Three of these extraordinary vessels sailed into Neiafu to a rousing welcome with much song and dance. They had sailed from NZ via Tahiti and Samoa using Polynesian navigation methods. Quite a special site. These are smaller replicas of the traditional vayaging waka which were larger, could carry more people, sail faster and better to windward than any of the European ships of the era.









Kelefesia in the Ha’apai Group. Quite the most perfect South Seas island we’ve visited. Very remote, breathtakingly beautiful, spectacular coral and tropical fish with under water visibilty to die for.

Just enough room in the lagoon for 2 or 3 boats.


Coconut and water melon
daiquiri – yum!!
Three traditional outrigger canoes and other evidence of periodic occupation on the north of this tiny island. There was a wary dog that looked fed so the people can’t have been too far away.
No trouble for Lily. The locals were impressed.
A modestly loaded boat with plenty of free board. You should see the others - Pangaimotu, near Nukualofa.

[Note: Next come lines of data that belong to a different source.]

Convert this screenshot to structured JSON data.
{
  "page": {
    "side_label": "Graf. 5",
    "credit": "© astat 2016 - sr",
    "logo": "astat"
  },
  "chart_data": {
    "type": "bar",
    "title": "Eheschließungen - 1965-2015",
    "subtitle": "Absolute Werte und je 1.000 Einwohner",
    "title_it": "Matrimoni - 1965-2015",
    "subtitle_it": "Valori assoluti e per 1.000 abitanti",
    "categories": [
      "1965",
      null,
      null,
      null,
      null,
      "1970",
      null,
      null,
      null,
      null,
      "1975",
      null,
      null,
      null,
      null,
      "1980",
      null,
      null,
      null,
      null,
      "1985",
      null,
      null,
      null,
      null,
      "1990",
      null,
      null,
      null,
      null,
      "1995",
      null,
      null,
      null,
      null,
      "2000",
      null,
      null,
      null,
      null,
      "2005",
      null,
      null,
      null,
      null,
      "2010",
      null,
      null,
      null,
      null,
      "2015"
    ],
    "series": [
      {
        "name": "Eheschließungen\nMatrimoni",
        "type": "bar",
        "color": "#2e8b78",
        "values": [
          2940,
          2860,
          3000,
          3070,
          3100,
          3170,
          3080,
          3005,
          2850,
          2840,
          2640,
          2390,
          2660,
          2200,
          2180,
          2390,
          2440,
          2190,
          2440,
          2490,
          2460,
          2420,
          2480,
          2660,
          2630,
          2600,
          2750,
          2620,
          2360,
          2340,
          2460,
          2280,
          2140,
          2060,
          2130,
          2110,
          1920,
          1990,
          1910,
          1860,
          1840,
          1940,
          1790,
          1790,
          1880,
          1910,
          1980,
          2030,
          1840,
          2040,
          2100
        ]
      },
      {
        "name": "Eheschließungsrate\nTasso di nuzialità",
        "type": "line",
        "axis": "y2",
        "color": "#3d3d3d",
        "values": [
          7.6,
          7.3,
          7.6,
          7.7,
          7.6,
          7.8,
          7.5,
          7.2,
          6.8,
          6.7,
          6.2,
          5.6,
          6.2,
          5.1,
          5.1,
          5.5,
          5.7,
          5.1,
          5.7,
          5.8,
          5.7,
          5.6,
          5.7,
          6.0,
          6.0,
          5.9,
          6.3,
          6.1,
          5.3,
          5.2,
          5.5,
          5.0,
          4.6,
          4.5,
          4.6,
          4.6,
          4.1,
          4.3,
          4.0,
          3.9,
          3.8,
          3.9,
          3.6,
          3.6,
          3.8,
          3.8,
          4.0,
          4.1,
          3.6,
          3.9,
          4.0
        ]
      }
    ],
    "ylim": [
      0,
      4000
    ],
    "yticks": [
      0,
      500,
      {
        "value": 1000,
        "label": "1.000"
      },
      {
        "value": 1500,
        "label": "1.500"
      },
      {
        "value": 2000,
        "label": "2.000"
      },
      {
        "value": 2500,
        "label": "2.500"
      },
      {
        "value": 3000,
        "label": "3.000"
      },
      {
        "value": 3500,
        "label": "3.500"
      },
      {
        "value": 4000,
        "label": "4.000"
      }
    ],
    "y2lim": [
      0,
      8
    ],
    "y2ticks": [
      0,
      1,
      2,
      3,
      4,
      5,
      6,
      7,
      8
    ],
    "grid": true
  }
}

In Nukualofa we attended this feast of the Free Wesleyan Church conference. There were just 3 or 4 other palangi there among the 1000 or so at this enormous gathering. We were strongly encouraged to attend by all the locals we knew who said it would be an honour to have palangi at their table. We had no idea what to expect nor how to conduct ourselves but took the risk. We were culturally out of our depth and Lily and Jackson were completely at sea. After much speech making the tables filled so quickly we could find no space for the four of us. I eventually identified the ushers, one of whom simply had a space for us vacated which left us seriously uncomfortable. Having taken the decision to attend I figured the only thing to do was to get it wrong ‘til we got it right and put up with the discomfort.
So we took the seats offered. The tables, perhaps 30 of them, were groaning with the weight of food of every Tongan variety. There were no plates or cutlery and awful cheap soft drinks. After grace it was all on. Our table had perhaps 6 whole roast piglets which, to the kids horror, were dismembered by hand with gusto and passed around. Janet and I were game to sample most dishes but Lily and Jackson had more trouble. Someone had the presence of mind to offer them an apple each – food they could recognise and that’s all Lily managed to swallow. Jackson was a little more adventurous but both needed a meal when we got back to Navire. I think their verdict was “that was weird but worth it.”
At the close of the meal ten or more of these exquisite tapa (gnatoo in Tongan) cloths were presented.